Canada Recognizes Need to Retrofit Existing Building Stock

August 08, 2019

New energy efficient buildings aren't enough, experts say — we have to retrofit the old ones, too

Canada Green Building Council says building sector has tremendous opportunity to reduce its carbon footprint

The Canada Green Building Conference is taking place in Vancouver this week, and a major portion of the program will be pushing the need to retrofit older buildings to reduce their carbon footprint. 

Thomas Mueller, president and CEO of the Canada Green Building Council, says buildings contribute about 30 percent of the country's greenhouse gas emissions — mostly because of their heating, lighting, and cooling systems.

Cities like Vancouver have taken the lead in constructing low-emission buildings. But Mueller says new buildings alone won't be enough for Canada to reach its targets to reduce greenhouse gases. 

"We can't build our way out of it," Mueller said in a phone interview ahead of the conference. 

Green development advocates like Mueller say the building sector may be one of the biggest contributors of greenhouse gas emissions in the country, but it also has "tremendous opportunity" to affect change. 

"It's the only sector in our economy where we actually have a financial benefit by doing the right thing," he said.

The Exchange in Hotel in Vancouver has performed retrofits to reduce carbon footprint

Retrofitting options 

There are about 250,000 large buildings in Canada, Mueller says. 

To reduce their carbon emissions by 30 percent by 2030, up to 60,000 of the existing buildings over 25,000 square feet would need to become 20 to 40 percent more efficient.

Older buildings can be made more efficient through improvements like installing double-glazed windows, more efficient furnaces and LED lights.

They can also go through a "deep retrofit," which essentially means gutting most of the building. 

That was the case with Vancouver's new hotel, The Exchange. The building, the original Vancouver Stock Exchange, was constructed at the beginning of the 20th century. It's now waiting on LEED Platinum certification — the highest efficiency rating for green buildings.

Gordon McDonald was the principal engineer on the Exchange project, and will be attending the conference next week.

McDonald says keeping the building's exterior facade was worth the effort because there are so few old buildings in a young city like Vancouver — but what remained of the structure posed some challenges for making it more efficient. 

Thick columns and beams made it difficult to run services like heat and hot water through them. Still, he says deep retrofits are worthwhile.

"Everybody's aware of the global warming issue and the fact that we have to use less energy," he said.
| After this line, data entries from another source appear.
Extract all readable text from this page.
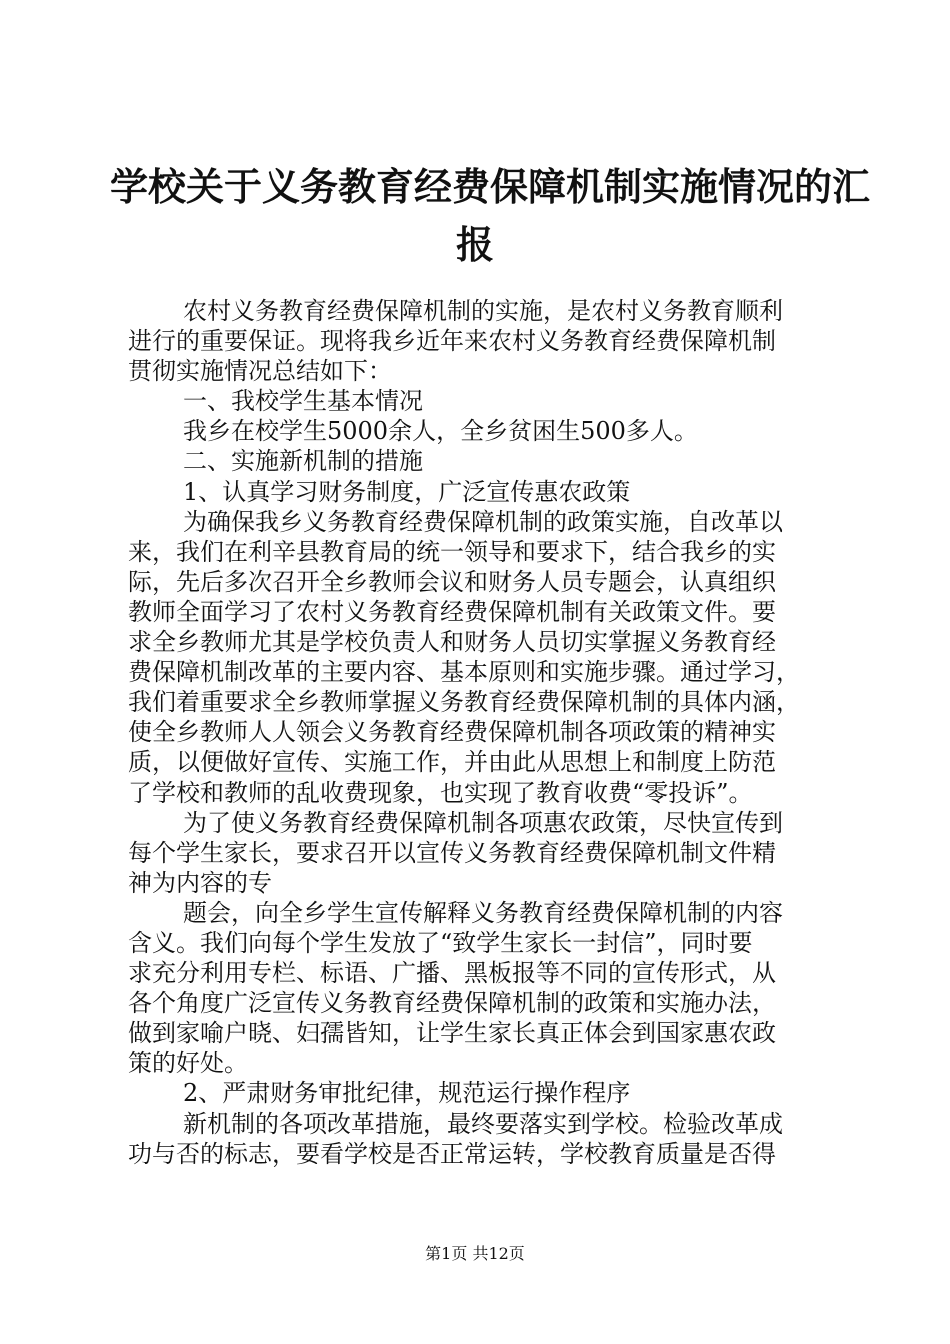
学校关于义务教育经费保障机制实施情况的汇
报
农村义务教育经费保障机制的实施，是农村义务教育顺利
进行的重要保证。现将我乡近年来农村义务教育经费保障机制
贯彻实施情况总结如下：
一、我校学生基本情况
我乡在校学生5000余人，全乡贫困生500多人。
二、实施新机制的措施
1、认真学习财务制度，广泛宣传惠农政策
为确保我乡义务教育经费保障机制的政策实施，自改革以
来，我们在利辛县教育局的统一领导和要求下，结合我乡的实
际，先后多次召开全乡教师会议和财务人员专题会，认真组织
教师全面学习了农村义务教育经费保障机制有关政策文件。要
求全乡教师尤其是学校负责人和财务人员切实掌握义务教育经
费保障机制改革的主要内容、基本原则和实施步骤。通过学习，
我们着重要求全乡教师掌握义务教育经费保障机制的具体内涵，
使全乡教师人人领会义务教育经费保障机制各项政策的精神实
质，以便做好宣传、实施工作，并由此从思想上和制度上防范
了学校和教师的乱收费现象，也实现了教育收费“零投诉”。
为了使义务教育经费保障机制各项惠农政策，尽快宣传到
每个学生家长，要求召开以宣传义务教育经费保障机制文件精
神为内容的专
题会，向全乡学生宣传解释义务教育经费保障机制的内容
含义。我们向每个学生发放了“致学生家长一封信”，同时要
求充分利用专栏、标语、广播、黑板报等不同的宣传形式，从
各个角度广泛宣传义务教育经费保障机制的政策和实施办法，
做到家喻户晓、妇孺皆知，让学生家长真正体会到国家惠农政
策的好处。
2、严肃财务审批纪律，规范运行操作程序
新机制的各项改革措施，最终要落实到学校。检验改革成
功与否的标志，要看学校是否正常运转，学校教育质量是否得
第1页 共12页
"It's something that we all have to do." 

The Green Building Council's Mueller says either type of retrofit is worth it in the long-term, especially for commercial and institutional buildings that can see deep savings in return for their investment.

Joanne Perdue, the University of Calgary's associate vice president for sustainability, says her institution has reduced its greenhouse gas emissions by 30 percent since 2010 — despite a growing campus.

Perdue says that reduction has brought with it $4.8 million in annual savings. 

The university has almost finished the first phase of retrofitting its McKimmie building complex, with construction of a 15-story tower nearing completion and says it anticipates it will be ready for occupancy this summer.

Perdue says projects of that magnitude, which cost $290 million, don't come up often. But saving some of the original structure can save time, money and carbon-heavy resources. 

"You have to think outside of the box about how to approach these projects," she said.

Residential developments an 'ongoing problem'

But while the building council has had success with commercial and institutional developers, Mueller says it's still struggling to convince residential developers of the value of green building standards. 

Mueller says certifications like LEED often have more up-front costs, but residential developers are hesitant to take them on because they don't reap the long-term savings that come with them.

"It's about the economic model," he said. "That's been an ongoing problem."

The City of Vancouver has started to regulate building efficiency in the residential sector, Mueller says. And he hopes the province will follow suit.